With Cisco, "it was always a question of how committed they really are to the special requirements of the service-provider market," says RHK's Dana Cooperson. "It certainly does seem that they are getting more serious." In a clear sign of its commitment to the optical space, Cisco announced last year that its ONS 15600 MSSP and ONS 15216 metro DWDM optical filter completed the Telcordia OSMINE (operations systems modifications for the integration of network elements) process, which essentially makes these products "RBOC-ready." It would appear to be a good move, as Merrill Lynch has speculated that Cisco may be "gaining traction in a range of carriers, including Sprint, AT&T, SBC, and Qwest."

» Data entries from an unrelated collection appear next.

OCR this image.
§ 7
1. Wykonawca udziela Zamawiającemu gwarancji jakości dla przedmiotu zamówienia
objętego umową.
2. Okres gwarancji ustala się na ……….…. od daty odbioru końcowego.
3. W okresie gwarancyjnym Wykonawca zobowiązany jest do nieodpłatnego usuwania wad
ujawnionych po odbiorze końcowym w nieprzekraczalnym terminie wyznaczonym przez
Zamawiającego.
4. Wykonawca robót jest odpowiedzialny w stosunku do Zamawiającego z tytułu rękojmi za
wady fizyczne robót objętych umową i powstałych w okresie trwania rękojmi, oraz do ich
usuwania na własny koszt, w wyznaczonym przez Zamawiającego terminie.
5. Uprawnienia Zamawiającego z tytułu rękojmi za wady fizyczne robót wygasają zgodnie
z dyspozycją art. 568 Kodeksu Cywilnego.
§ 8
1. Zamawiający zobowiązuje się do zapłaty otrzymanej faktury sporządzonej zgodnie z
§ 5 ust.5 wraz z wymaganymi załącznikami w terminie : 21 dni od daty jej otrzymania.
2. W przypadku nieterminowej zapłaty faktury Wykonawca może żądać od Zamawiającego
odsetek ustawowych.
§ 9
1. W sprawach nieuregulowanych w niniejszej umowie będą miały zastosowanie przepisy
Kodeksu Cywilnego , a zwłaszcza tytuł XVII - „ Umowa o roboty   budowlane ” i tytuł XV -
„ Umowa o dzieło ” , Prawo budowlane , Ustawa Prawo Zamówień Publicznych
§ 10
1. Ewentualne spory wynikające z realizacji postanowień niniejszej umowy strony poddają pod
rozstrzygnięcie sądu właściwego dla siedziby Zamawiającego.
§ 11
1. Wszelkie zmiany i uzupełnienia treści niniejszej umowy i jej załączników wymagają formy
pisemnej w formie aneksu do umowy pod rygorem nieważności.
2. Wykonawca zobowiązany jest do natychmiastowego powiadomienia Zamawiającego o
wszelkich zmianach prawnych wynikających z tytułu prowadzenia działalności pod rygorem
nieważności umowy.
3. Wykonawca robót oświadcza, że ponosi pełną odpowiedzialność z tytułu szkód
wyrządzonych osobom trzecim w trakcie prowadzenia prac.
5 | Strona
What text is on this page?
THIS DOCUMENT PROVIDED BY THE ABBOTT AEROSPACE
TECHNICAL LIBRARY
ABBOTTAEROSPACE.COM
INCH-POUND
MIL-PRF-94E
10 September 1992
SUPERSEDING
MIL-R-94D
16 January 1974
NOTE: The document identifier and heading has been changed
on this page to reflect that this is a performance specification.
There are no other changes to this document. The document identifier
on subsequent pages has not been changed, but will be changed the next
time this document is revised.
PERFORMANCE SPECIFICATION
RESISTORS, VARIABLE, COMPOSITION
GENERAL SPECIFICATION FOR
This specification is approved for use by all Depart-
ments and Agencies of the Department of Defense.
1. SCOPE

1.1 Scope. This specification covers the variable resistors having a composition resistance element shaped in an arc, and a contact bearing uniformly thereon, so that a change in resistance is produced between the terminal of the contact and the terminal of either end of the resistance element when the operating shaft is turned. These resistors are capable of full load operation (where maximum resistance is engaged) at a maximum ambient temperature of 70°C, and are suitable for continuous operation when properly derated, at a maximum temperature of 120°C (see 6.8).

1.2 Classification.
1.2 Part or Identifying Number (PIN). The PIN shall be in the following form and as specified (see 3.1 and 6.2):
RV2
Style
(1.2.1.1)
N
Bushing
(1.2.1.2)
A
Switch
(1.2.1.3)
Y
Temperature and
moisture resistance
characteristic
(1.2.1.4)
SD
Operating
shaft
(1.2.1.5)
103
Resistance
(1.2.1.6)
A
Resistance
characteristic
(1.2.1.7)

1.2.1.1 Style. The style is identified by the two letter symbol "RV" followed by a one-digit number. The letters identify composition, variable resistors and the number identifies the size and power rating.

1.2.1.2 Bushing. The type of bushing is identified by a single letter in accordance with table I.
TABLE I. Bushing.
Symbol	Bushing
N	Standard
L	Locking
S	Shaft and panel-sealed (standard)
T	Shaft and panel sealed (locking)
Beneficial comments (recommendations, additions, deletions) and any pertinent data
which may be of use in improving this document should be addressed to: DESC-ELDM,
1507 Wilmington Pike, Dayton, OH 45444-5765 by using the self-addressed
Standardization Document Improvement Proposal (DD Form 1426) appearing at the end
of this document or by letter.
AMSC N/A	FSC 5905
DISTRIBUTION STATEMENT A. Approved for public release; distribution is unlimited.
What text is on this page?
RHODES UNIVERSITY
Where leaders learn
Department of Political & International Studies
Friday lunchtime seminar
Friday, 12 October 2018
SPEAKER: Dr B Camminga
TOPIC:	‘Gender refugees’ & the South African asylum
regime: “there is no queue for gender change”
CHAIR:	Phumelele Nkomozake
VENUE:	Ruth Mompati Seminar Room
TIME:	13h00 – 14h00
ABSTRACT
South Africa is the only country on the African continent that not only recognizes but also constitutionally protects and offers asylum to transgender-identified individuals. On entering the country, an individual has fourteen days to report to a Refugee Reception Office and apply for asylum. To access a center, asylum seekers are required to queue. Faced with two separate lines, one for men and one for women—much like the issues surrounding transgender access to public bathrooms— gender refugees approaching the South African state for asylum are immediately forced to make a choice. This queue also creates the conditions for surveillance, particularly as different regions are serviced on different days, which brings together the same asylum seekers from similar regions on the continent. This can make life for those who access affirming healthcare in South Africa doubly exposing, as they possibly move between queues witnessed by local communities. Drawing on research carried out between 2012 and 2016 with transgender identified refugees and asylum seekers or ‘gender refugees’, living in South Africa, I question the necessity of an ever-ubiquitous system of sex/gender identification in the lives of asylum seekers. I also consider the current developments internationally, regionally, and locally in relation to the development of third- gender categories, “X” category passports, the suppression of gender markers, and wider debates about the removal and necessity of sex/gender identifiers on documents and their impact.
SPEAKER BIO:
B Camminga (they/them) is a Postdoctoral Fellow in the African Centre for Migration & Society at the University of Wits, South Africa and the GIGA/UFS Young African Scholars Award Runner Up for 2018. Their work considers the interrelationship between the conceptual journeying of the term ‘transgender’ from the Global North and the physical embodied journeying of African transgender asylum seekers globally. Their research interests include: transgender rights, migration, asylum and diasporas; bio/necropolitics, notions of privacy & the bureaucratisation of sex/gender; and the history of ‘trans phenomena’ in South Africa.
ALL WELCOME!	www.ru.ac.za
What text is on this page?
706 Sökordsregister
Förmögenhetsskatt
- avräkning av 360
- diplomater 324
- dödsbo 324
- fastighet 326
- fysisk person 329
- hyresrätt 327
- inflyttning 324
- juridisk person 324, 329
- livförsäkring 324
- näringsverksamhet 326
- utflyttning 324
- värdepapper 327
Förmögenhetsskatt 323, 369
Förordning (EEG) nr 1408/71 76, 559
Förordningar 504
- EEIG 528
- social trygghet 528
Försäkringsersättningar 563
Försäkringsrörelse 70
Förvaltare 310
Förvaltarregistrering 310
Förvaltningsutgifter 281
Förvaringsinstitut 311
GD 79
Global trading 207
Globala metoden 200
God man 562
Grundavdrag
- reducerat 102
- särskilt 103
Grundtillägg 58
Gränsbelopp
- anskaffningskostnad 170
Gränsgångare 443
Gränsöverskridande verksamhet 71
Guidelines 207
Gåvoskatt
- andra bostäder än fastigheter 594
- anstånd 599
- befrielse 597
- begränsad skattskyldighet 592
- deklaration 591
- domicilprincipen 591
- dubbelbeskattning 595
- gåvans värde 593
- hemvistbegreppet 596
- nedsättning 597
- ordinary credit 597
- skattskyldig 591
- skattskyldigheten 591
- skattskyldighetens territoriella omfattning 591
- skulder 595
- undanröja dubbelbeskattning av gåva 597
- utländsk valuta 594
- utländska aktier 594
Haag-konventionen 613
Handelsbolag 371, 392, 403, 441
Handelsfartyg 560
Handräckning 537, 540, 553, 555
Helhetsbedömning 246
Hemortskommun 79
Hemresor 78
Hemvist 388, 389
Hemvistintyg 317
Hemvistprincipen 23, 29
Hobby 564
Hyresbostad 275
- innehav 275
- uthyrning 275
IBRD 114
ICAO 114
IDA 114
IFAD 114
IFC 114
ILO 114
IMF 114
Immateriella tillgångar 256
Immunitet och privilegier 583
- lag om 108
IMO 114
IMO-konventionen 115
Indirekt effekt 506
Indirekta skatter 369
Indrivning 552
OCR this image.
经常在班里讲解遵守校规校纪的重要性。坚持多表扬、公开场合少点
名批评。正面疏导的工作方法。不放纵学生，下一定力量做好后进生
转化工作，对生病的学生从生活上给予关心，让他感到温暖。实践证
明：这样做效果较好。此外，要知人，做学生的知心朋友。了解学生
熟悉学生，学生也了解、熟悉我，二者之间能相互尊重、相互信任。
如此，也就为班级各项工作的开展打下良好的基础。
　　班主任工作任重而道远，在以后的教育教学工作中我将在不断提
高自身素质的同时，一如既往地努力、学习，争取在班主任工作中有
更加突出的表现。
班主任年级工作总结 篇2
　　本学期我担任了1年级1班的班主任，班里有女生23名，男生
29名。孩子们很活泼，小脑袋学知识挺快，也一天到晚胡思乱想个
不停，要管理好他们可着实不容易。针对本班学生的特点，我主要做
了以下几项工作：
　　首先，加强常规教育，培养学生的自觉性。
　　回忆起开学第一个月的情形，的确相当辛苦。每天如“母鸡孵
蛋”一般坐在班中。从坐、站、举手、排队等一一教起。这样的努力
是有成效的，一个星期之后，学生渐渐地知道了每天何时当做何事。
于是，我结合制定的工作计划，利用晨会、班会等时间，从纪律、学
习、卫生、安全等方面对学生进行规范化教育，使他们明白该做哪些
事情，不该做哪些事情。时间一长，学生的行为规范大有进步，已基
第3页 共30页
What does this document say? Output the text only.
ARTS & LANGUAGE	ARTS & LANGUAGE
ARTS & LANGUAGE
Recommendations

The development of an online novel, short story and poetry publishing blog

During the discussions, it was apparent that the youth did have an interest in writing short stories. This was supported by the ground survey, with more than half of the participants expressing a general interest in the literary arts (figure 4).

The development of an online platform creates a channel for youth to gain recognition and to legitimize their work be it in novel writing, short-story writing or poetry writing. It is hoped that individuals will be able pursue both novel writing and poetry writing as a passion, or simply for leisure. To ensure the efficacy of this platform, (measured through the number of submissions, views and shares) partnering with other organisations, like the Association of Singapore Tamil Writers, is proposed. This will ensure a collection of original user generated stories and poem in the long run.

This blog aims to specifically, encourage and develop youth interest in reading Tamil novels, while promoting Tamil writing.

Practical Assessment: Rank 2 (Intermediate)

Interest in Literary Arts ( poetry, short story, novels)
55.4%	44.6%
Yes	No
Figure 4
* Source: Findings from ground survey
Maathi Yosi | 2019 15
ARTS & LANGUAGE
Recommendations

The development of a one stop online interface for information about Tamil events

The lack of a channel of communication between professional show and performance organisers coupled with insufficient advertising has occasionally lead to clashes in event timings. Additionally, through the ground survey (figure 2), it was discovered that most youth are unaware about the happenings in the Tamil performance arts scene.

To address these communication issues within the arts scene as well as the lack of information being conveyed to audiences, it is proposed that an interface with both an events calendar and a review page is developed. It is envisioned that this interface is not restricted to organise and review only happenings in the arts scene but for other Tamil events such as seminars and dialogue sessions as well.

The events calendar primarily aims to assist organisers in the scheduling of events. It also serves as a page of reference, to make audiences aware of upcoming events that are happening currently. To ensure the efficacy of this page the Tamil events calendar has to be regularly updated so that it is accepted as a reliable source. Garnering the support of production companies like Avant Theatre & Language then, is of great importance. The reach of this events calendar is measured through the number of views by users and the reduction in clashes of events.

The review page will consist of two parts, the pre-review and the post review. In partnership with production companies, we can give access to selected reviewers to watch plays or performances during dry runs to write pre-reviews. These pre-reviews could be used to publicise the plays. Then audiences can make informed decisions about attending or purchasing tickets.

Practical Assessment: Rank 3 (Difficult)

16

Fujitsu rounds out Lightwave's Top 5, holding steady over the past couple of rolling four-quarter periods with an 8% market share, according to RHK. The company remains strong in its home territory, but recent high-profile contracts with incumbent carriers have boosted its reputation in North America, where it has emerged as a dominant player in the next-generation SONET market.
Last April, SBC selected the company's Flashwave 4500 MSPP for the delivery of next-generation SONET and Ethernet services. Two months later, Fujitsu inked a three-year deal with Verizon for the delivery of the Flashwave 4500, 4300, and 4100. The Verizon deal was critical for Fujitsu, since the company had just been edged out by Cisco for the BellSouth contract.